Giant Georgia Sheepshead Ties State Record

Ben Golden III caught the nearly 15-pound sheepshead to tie the current Georgia state record fish.
Georgia record sheepshead
Georgia angler Ben Golden III, 63, landed the 14-pound, 14.37-ounce sheepshead in late January. Georgia Department of Natural Resources

A tie is never as good as a win. Well, unless you just caught the biggest sheepshead in the state of Georgia. Angler Ben Golden III, of Midway, is a winner no matter what, as he now has bragging rights for the heaviest sheepshead ever recorded in Georgia.

Golden’s massive sheepshead weighed 14 pounds, 14.37 ounces. The striped fish was officially certified by the Georgia Department of Natural Resources as tied with another fish of similar weight caught by Ralph White, of Rincon, in 2002. Golden’s catch information will be added to the Georgia DNR record book, and he will receive a certificate from the state for his catch.

According to Georgia DNR records, however, White’s sheepshead weighed 14 pounds, 14 ounces. Golden’s recent fish is .37 pounds heavier. So while the state lumps both fish into the same top spot for sheepshead because of their close weights, it’s a victory for Golden to know he has claim to the best sheepshead ever landed in Georgia waters.

Golden, age 63, was fishing near the sparse community of Sunbury, outside of Midway, located south of Savannah and upstream of St. Catherines Sound. He caught the chunky fish on Jan. 27. The catch fulfilled a longtime ambition for the lifetime Georgia coastal angler.

“I’ve been telling folks it’s been my goal to catch a state record for 10 or 12 years,” Golden told Georgia’s DNR. “I’m excited to say that I did it.”

Late winter through early spring is prime season for big sheepshead along the Georgia Coast, and they are extremely popular with area anglers. According to NOAA data from 2017 to 2021, Georgia state recreational anglers averaged harvesting more 262,000 sheepshead annually.

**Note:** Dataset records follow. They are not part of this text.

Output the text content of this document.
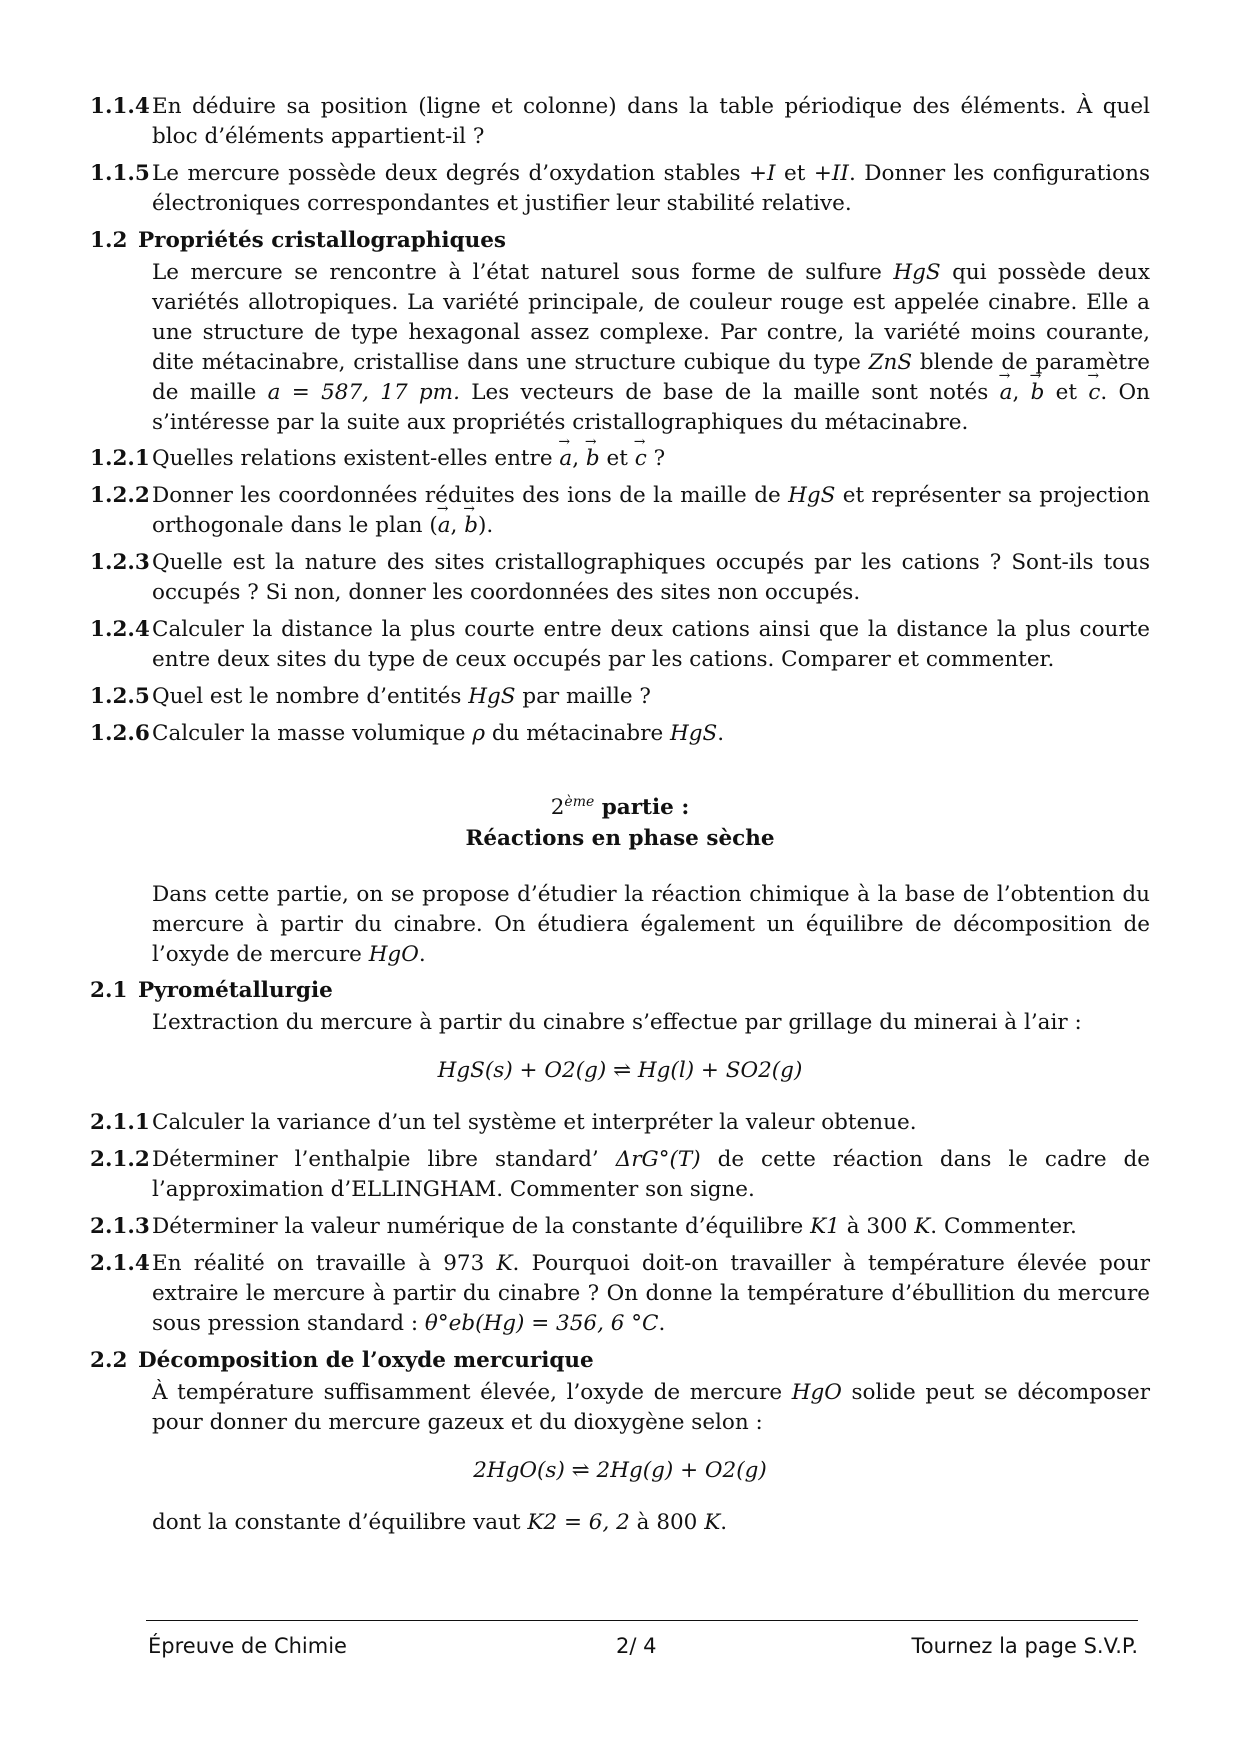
1.1.4 En déduire sa position (ligne et colonne) dans la table périodique des éléments. À quel bloc d’éléments appartient-il ?
1.1.5 Le mercure possède deux degrés d’oxydation stables +I et +II. Donner les configurations électroniques correspondantes et justifier leur stabilité relative.
1.2 Propriétés cristallographiques
Le mercure se rencontre à l’état naturel sous forme de sulfure HgS qui possède deux variétés allotropiques. La variété principale, de couleur rouge est appelée cinabre. Elle a une structure de type hexagonal assez complexe. Par contre, la variété moins courante, dite métacinabre, cristallise dans une structure cubique du type ZnS blende de paramètre de maille a = 587, 17 pm. Les vecteurs de base de la maille sont notés → a, → b et → c. On s’intéresse par la suite aux propriétés cristallographiques du métacinabre.
1.2.1 Quelles relations existent-elles entre → a, → b et → c ?
1.2.2 Donner les coordonnées réduites des ions de la maille de HgS et représenter sa projection orthogonale dans le plan (→ a, → b).
1.2.3 Quelle est la nature des sites cristallographiques occupés par les cations ? Sont-ils tous occupés ? Si non, donner les coordonnées des sites non occupés.
1.2.4 Calculer la distance la plus courte entre deux cations ainsi que la distance la plus courte entre deux sites du type de ceux occupés par les cations. Comparer et commenter.
1.2.5 Quel est le nombre d’entités HgS par maille ?
1.2.6 Calculer la masse volumique ρ du métacinabre HgS.
2ème partie :
Réactions en phase sèche
Dans cette partie, on se propose d’étudier la réaction chimique à la base de l’obtention du mercure à partir du cinabre. On étudiera également un équilibre de décomposition de l’oxyde de mercure HgO.
2.1 Pyrométallurgie
L’extraction du mercure à partir du cinabre s’effectue par grillage du minerai à l’air :
HgS(s) + O2(g) ⇌ Hg(l) + SO2(g)
2.1.1 Calculer la variance d’un tel système et interpréter la valeur obtenue.
2.1.2 Déterminer l’enthalpie libre standard’ ΔrG°(T) de cette réaction dans le cadre de l’approximation d’ELLINGHAM. Commenter son signe.
2.1.3 Déterminer la valeur numérique de la constante d’équilibre K1 à 300 K. Commenter.
2.1.4 En réalité on travaille à 973 K. Pourquoi doit-on travailler à température élevée pour extraire le mercure à partir du cinabre ? On donne la température d’ébullition du mercure sous pression standard : θ°eb(Hg) = 356, 6 °C.
2.2 Décomposition de l’oxyde mercurique
À température suffisamment élevée, l’oxyde de mercure HgO solide peut se décomposer pour donner du mercure gazeux et du dioxygène selon :
2HgO(s) ⇌ 2Hg(g) + O2(g)
dont la constante d’équilibre vaut K2 = 6, 2 à 800 K.
Épreuve de Chimie	2/ 4	Tournez la page S.V.P.
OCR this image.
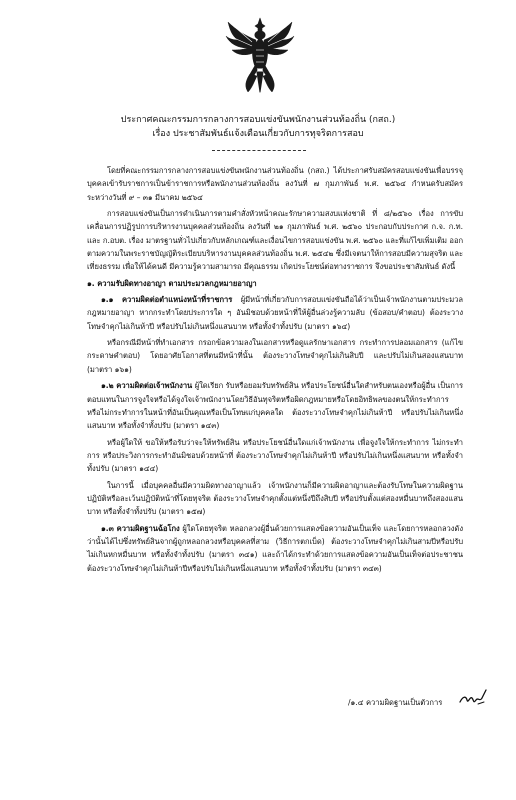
ประกาศคณะกรรมการกลางการสอบแข่งขันพนักงานส่วนท้องถิ่น (กสถ.)
เรื่อง ประชาสัมพันธ์แจ้งเตือนเกี่ยวกับการทุจริตการสอบ

โดยที่คณะกรรมการกลางการสอบแข่งขันพนักงานส่วนท้องถิ่น (กสถ.) ได้ประกาศรับสมัครสอบแข่งขันเพื่อบรรจุบุคคลเข้ารับราชการเป็นข้าราชการหรือพนักงานส่วนท้องถิ่น ลงวันที่ ๗ กุมภาพันธ์ พ.ศ. ๒๕๖๔ กำหนดรับสมัครระหว่างวันที่ ๙ – ๓๑ มีนาคม ๒๕๖๔

การสอบแข่งขันเป็นการดำเนินการตามคำสั่งหัวหน้าคณะรักษาความสงบแห่งชาติ ที่ ๘/๒๕๖๐ เรื่อง การขับเคลื่อนการปฏิรูปการบริหารงานบุคคลส่วนท้องถิ่น ลงวันที่ ๒๑ กุมภาพันธ์ พ.ศ. ๒๕๖๐ ประกอบกับประกาศ ก.จ. ก.ท. และ ก.อบต. เรื่อง มาตรฐานทั่วไปเกี่ยวกับหลักเกณฑ์และเงื่อนไขการสอบแข่งขัน พ.ศ. ๒๕๖๐ และที่แก้ไขเพิ่มเติม ออกตามความในพระราชบัญญัติระเบียบบริหารงานบุคคลส่วนท้องถิ่น พ.ศ. ๒๕๔๒ ซึ่งมีเจตนาให้การสอบมีความสุจริต และเที่ยงธรรม เพื่อให้ได้คนดี มีความรู้ความสามารถ มีคุณธรรม เกิดประโยชน์ต่อทางราชการ จึงขอประชาสัมพันธ์ ดังนี้

๑. ความรับผิดทางอาญา ตามประมวลกฎหมายอาญา

๑.๑ ความผิดต่อตำแหน่งหน้าที่ราชการ ผู้มีหน้าที่เกี่ยวกับการสอบแข่งขันถือได้ว่าเป็นเจ้าพนักงานตามประมวลกฎหมายอาญา หากกระทำโดยประการใด ๆ อันมิชอบด้วยหน้าที่ให้ผู้อื่นล่วงรู้ความลับ (ข้อสอบ/คำตอบ) ต้องระวางโทษจำคุกไม่เกินห้าปี หรือปรับไม่เกินหนึ่งแสนบาท หรือทั้งจำทั้งปรับ (มาตรา ๑๖๔)

หรือกรณีมีหน้าที่ทำเอกสาร กรอกข้อความลงในเอกสารหรือดูแลรักษาเอกสาร กระทำการปลอมเอกสาร (แก้ไขกระดาษคำตอบ) โดยอาศัยโอกาสที่ตนมีหน้าที่นั้น ต้องระวางโทษจำคุกไม่เกินสิบปี และปรับไม่เกินสองแสนบาท (มาตรา ๑๖๑)

๑.๒ ความผิดต่อเจ้าพนักงาน ผู้ใดเรียก รับหรือยอมรับทรัพย์สิน หรือประโยชน์อื่นใดสำหรับตนเองหรือผู้อื่น เป็นการตอบแทนในการจูงใจหรือได้จูงใจเจ้าพนักงานโดยวิธีอันทุจริตหรือผิดกฎหมายหรือโดยอิทธิพลของตนให้กระทำการ หรือไม่กระทำการในหน้าที่อันเป็นคุณหรือเป็นโทษแก่บุคคลใด ต้องระวางโทษจำคุกไม่เกินห้าปี หรือปรับไม่เกินหนึ่งแสนบาท หรือทั้งจำทั้งปรับ (มาตรา ๑๔๓)

หรือผู้ใดให้ ขอให้หรือรับว่าจะให้ทรัพย์สิน หรือประโยชน์อื่นใดแก่เจ้าพนักงาน เพื่อจูงใจให้กระทำการ ไม่กระทำการ หรือประวิงการกระทำอันมิชอบด้วยหน้าที่ ต้องระวางโทษจำคุกไม่เกินห้าปี หรือปรับไม่เกินหนึ่งแสนบาท หรือทั้งจำทั้งปรับ (มาตรา ๑๔๔)

ในการนี้ เมื่อบุคคลอื่นมีความผิดทางอาญาแล้ว เจ้าพนักงานก็มีความผิดอาญาและต้องรับโทษในความผิดฐานปฏิบัติหรือละเว้นปฏิบัติหน้าที่โดยทุจริต ต้องระวางโทษจำคุกตั้งแต่หนึ่งปีถึงสิบปี หรือปรับตั้งแต่สองหมื่นบาทถึงสองแสนบาท หรือทั้งจำทั้งปรับ (มาตรา ๑๕๗)

๑.๓ ความผิดฐานฉ้อโกง ผู้ใดโดยทุจริต หลอกลวงผู้อื่นด้วยการแสดงข้อความอันเป็นเท็จ และโดยการหลอกลวงดังว่านั้นได้ไปซึ่งทรัพย์สินจากผู้ถูกหลอกลวงหรือบุคคลที่สาม (วิธีการตกเบ็ด) ต้องระวางโทษจำคุกไม่เกินสามปีหรือปรับไม่เกินหกหมื่นบาท หรือทั้งจำทั้งปรับ (มาตรา ๓๔๑) และถ้าได้กระทำด้วยการแสดงข้อความอันเป็นเท็จต่อประชาชน ต้องระวางโทษจำคุกไม่เกินห้าปีหรือปรับไม่เกินหนึ่งแสนบาท หรือทั้งจำทั้งปรับ (มาตรา ๓๔๓)

/๑.๔ ความผิดฐานเป็นตัวการ
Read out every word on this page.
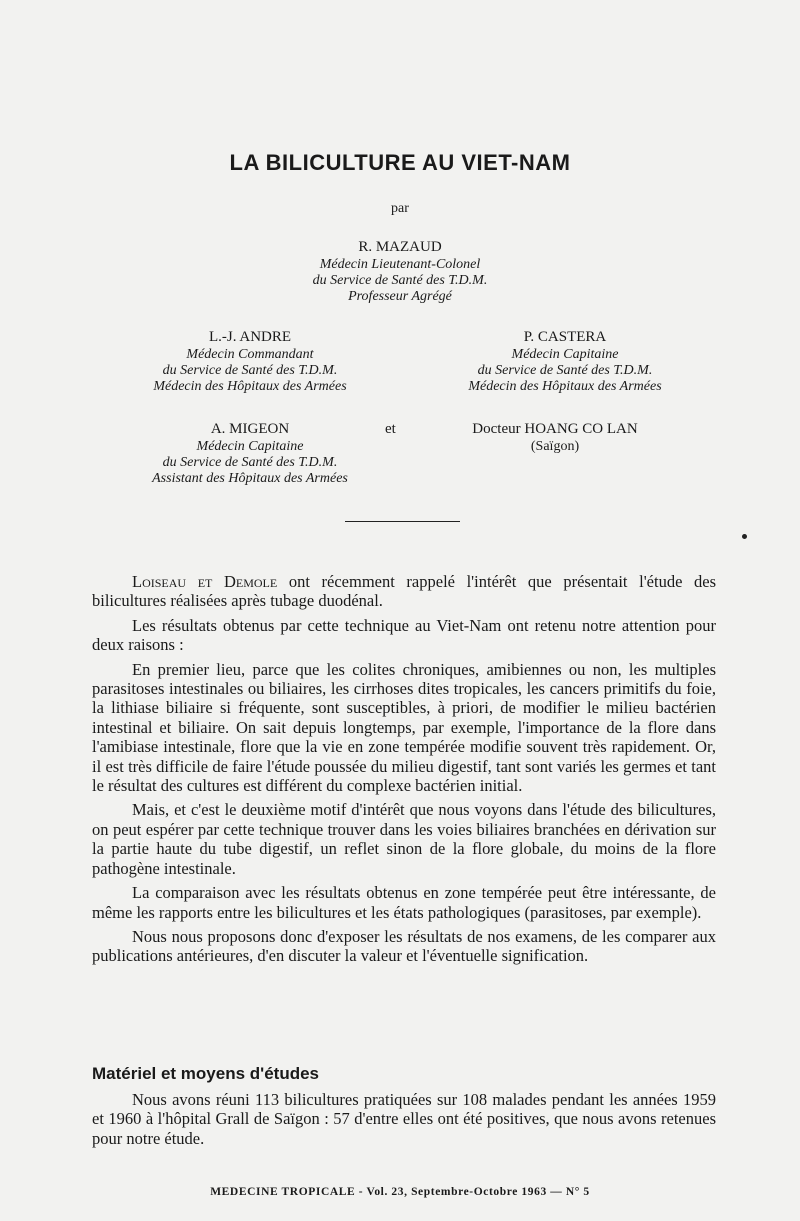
LA BILICULTURE AU VIET-NAM
par
R. MAZAUD
Médecin Lieutenant-Colonel
du Service de Santé des T.D.M.
Professeur Agrégé
L.-J. ANDRE
Médecin Commandant
du Service de Santé des T.D.M.
Médecin des Hôpitaux des Armées
P. CASTERA
Médecin Capitaine
du Service de Santé des T.D.M.
Médecin des Hôpitaux des Armées
A. MIGEON
Médecin Capitaine
du Service de Santé des T.D.M.
Assistant des Hôpitaux des Armées
et	Docteur HOANG CO LAN
(Saïgon)

Loiseau et Demole ont récemment rappelé l'intérêt que présentait l'étude des bilicultures réalisées après tubage duodénal.

Les résultats obtenus par cette technique au Viet-Nam ont retenu notre attention pour deux raisons :

En premier lieu, parce que les colites chroniques, amibiennes ou non, les multiples parasitoses intestinales ou biliaires, les cirrhoses dites tropicales, les cancers primitifs du foie, la lithiase biliaire si fréquente, sont susceptibles, à priori, de modifier le milieu bactérien intestinal et biliaire. On sait depuis longtemps, par exemple, l'importance de la flore dans l'amibiase intestinale, flore que la vie en zone tempérée modifie souvent très rapidement. Or, il est très difficile de faire l'étude poussée du milieu digestif, tant sont variés les germes et tant le résultat des cultures est différent du complexe bactérien initial.

Mais, et c'est le deuxième motif d'intérêt que nous voyons dans l'étude des bilicultures, on peut espérer par cette technique trouver dans les voies biliaires branchées en dérivation sur la partie haute du tube digestif, un reflet sinon de la flore globale, du moins de la flore pathogène intestinale.

La comparaison avec les résultats obtenus en zone tempérée peut être intéressante, de même les rapports entre les bilicultures et les états pathologiques (parasitoses, par exemple).

Nous nous proposons donc d'exposer les résultats de nos examens, de les comparer aux publications antérieures, d'en discuter la valeur et l'éventuelle signification.

Matériel et moyens d'études

Nous avons réuni 113 bilicultures pratiquées sur 108 malades pendant les années 1959 et 1960 à l'hôpital Grall de Saïgon : 57 d'entre elles ont été positives, que nous avons retenues pour notre étude.

MEDECINE TROPICALE - Vol. 23, Septembre-Octobre 1963 — N° 5
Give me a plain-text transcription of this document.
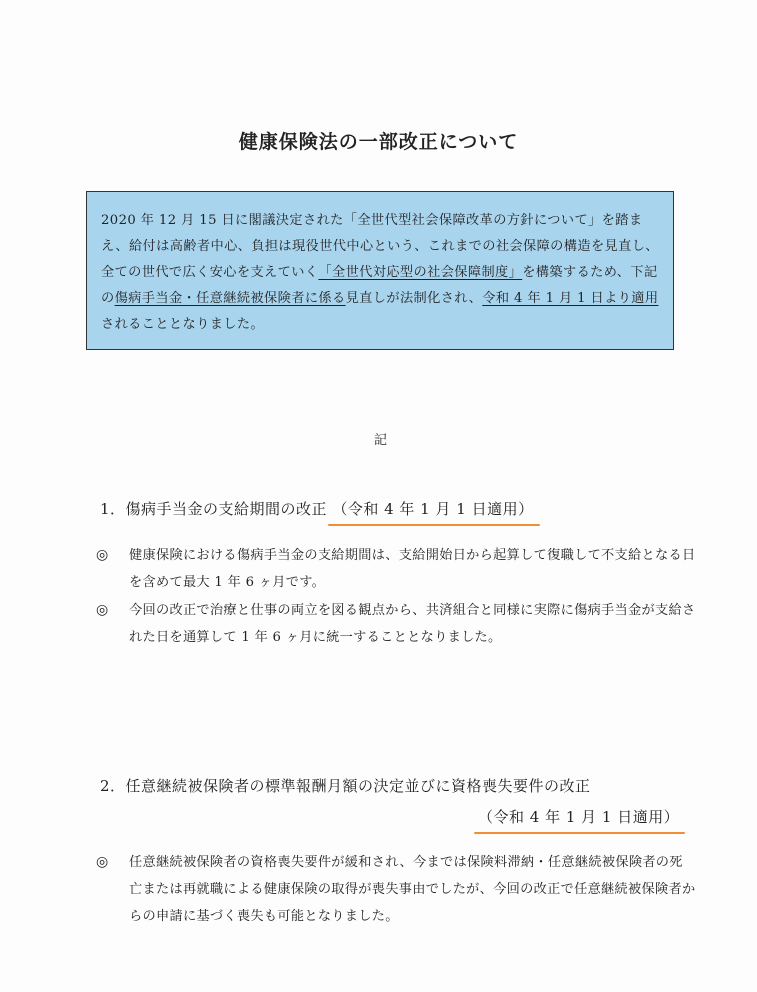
健康保険法の一部改正について

2020 年 12 月 15 日に閣議決定された「全世代型社会保障改革の方針について」を踏まえ、給付は高齢者中心、負担は現役世代中心という、これまでの社会保障の構造を見直し、全ての世代で広く安心を支えていく「全世代対応型の社会保障制度」を構築するため、下記の傷病手当金・任意継続被保険者に係る見直しが法制化され、令和 4 年 1 月 1 日より適用されることとなりました。

記
1．傷病手当金の支給期間の改正 （令和 4 年 1 月 1 日適用）
◎	健康保険における傷病手当金の支給期間は、支給開始日から起算して復職して不支給となる日を含めて最大 1 年 6 ヶ月です。
◎	今回の改正で治療と仕事の両立を図る観点から、共済組合と同様に実際に傷病手当金が支給された日を通算して 1 年 6 ヶ月に統一することとなりました。
2．任意継続被保険者の標準報酬月額の決定並びに資格喪失要件の改正
（令和 4 年 1 月 1 日適用）
◎	任意継続被保険者の資格喪失要件が緩和され、今までは保険料滞納・任意継続被保険者の死亡または再就職による健康保険の取得が喪失事由でしたが、今回の改正で任意継続被保険者からの申請に基づく喪失も可能となりました。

Sheepshead are noted for being difficult to catch, because their bite is so light to detect. Most are caught with crab baits, usually fiddler or mud crabs. Sheepshead take baits so gently that experienced anglers jokingly say that anyone fishing for sheepshead “should set the hook before they bite.”

The “convict” fish, because of its stripes, are considered one of the best eating fish along the coast. They often have five to seven vertical stripes along their flanks. Some people confuse sheepshead with black drum. But drum have chin barbels or whiskers like catfish, sheepshead don’t. Instead, sheepshead have lots of teeth similar in appearance to those of a sheep, thus their name.

Most coastal sheepshead are caught around rock jetties, piers, docks, bridge abutments and artificial reefs. Almost any area with barnacles is good spot to try fishing for sheepshead. They commonly weigh 3 to 5 pounds; fish near 10 pounds are less common and considered trophies. A 21-pound, 4-ounce sheepshead caught in New Orleans, Louisiana, in 1982 is the current all-tackle world record, according to the International Game Fish Association.